Write a function triangle that accepts a positive integer \(N\) and prints a numerical triangle of height \(N-1\). For example, triangle(N=6) should print:

def triangle(N):
    for i in range(1, N):
        print(str(i) * i)

triangle(6)

The solution above works because a multiplying a string by i concatenates i copies of the string.

'Test' + 'Test' + 'Test'

'TestTestTest'

'Test' * 3

'TestTestTest'

3.12 Two Sum

Write a function two_sum that does the following.

Given an array of integers nums and an integer target, return the indices of the two numbers that add up to target.

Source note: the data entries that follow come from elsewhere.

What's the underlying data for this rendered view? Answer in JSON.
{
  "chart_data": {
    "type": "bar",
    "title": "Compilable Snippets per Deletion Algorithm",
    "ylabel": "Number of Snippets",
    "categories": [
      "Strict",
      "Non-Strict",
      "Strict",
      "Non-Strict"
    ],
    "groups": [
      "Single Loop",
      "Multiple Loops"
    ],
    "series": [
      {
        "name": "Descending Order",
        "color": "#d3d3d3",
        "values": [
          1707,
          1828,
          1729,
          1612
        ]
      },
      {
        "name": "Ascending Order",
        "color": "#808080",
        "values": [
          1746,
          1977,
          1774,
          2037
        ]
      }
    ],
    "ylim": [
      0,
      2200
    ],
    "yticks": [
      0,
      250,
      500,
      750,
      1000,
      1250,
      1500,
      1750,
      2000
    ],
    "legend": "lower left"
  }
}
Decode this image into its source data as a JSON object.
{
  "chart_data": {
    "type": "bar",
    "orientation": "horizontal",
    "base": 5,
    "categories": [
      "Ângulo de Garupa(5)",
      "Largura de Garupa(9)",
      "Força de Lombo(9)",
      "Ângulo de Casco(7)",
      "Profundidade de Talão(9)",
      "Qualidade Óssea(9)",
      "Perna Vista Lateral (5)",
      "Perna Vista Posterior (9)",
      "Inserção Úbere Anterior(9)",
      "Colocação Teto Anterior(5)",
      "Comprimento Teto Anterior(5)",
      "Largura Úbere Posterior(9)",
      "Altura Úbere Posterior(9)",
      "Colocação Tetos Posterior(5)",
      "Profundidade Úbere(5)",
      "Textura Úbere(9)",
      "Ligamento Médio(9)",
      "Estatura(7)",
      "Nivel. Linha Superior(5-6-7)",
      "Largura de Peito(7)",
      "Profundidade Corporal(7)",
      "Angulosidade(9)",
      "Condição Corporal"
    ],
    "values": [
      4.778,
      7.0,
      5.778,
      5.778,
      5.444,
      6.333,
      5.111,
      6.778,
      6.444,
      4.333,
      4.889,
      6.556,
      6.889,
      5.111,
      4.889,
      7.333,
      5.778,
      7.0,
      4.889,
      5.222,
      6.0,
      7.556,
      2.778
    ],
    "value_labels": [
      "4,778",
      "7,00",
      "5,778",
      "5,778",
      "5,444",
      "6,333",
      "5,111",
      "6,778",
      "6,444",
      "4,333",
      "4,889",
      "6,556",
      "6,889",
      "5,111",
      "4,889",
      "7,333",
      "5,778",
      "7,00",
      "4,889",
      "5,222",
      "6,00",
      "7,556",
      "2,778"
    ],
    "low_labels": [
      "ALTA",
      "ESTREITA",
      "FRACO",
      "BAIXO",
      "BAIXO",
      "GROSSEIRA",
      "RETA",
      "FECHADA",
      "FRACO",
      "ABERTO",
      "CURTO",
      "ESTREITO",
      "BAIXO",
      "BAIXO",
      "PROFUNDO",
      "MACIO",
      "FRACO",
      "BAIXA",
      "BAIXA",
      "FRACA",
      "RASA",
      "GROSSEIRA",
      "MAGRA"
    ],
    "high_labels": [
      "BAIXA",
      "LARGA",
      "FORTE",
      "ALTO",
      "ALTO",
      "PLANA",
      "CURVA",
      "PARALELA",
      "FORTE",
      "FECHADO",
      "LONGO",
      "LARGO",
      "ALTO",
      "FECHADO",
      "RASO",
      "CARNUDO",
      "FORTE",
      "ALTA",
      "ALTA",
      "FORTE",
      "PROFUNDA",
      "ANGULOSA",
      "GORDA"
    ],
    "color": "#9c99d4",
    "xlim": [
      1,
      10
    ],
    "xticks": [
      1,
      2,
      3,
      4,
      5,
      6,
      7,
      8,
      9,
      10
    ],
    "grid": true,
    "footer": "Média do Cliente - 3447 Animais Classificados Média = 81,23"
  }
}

You may assume that each input would have exactly one solution, and you may not use the same element twice.

You can return the answer in any order.

Here are some examples:

Example 1:

Input: nums = [2,7,11,15], target = 9
Output: [0,1]
Explanation: Because nums[0] + nums[1] == 9, we return [0, 1].

Example 2:

Input: nums = [3,2,4], target = 6
Output: [1,2]

Example 3:

Input: nums = [3,3], target = 6
Output: [0,1]

I saw this question on LeetCode.

def two_sum(nums, target):
    for i in range(1, len(nums)):
        for j in range(i):
            if nums[i] + nums[j] == target:
                return [j, i]

two_sum(nums = [2,7,11,15], target = 9)

[0, 1]

two_sum(nums = [3,2,4], target = 6)

[1, 2]

two_sum(nums = [3,3], target = 6)

[0, 1]

We can write more efficient code once we learn other data structures in chapter 3 of McKinney!

3.13 Best Time

Write a function best_time that solves the following.

You are given an array prices where prices[i] is the price of a given stock on the \(i^{th}\) day.

You want to maximize your profit by choosing a single day to buy one stock and choosing a different day in the future to sell that stock.

Return the maximum profit you can achieve from this transaction. If you cannot achieve any profit, return 0.